October 2018 Church & State | AU Bulletin

An Oregon construction worker is in court challenging his dismissal from a job – a move, he says, that came after he refused to attend a company-sponsored Bible study.

Ryan Coleman, 34, is suing Dahled Up Construction, a firm based in Albany, Oregon. Coleman asserts that Joel Dahl, the owner of the company, told him that all employees were expected to take part in a weekly Bible study led by a Christian pastor during the work day, reported the Portland Oregonian.

Coleman, who is part Native American and has indigenous religious beliefs, attended the Bible study for about six months because he wanted to keep the job, but he eventually told Dahl he no longer wanted to take part.

“I said ‘I’ve kept an open mind, and it’s just not my thing.’ And he said, ‘Well, I’m going to have to replace you,’” Coleman told the Oregonian.

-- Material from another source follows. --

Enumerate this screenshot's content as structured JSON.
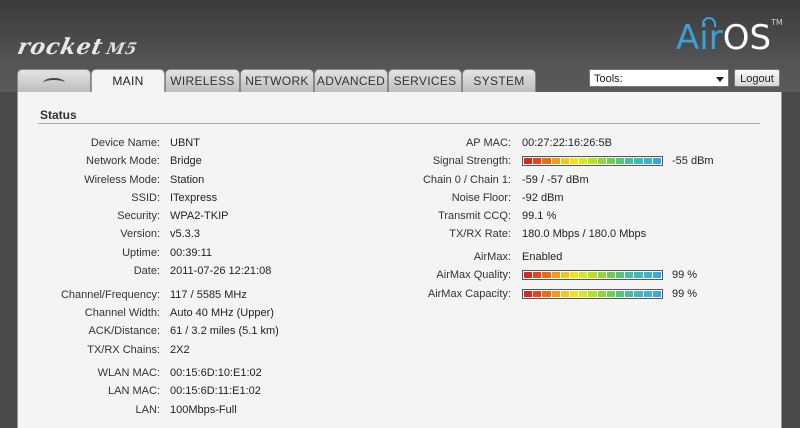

Dahl acknowledged that he requires his employees to attend weekly Bible study, but he insisted it’s all right because he pays them to be there.

Coleman’s attorney, Corinne Schram, disputes that.

“This is so illegal,” Schram said. “Unless you are a religious organization like a church, you cannot force your employees to participate in religious activities.”

Federal law prohibits secular companies from firing or hiring based on an employee’s religious beliefs.

Coleman is seeking $800,000 in lost wages and damages. The lawsuit, Coleman v. Dahled Up Construction, is pending in a state court in Linn County.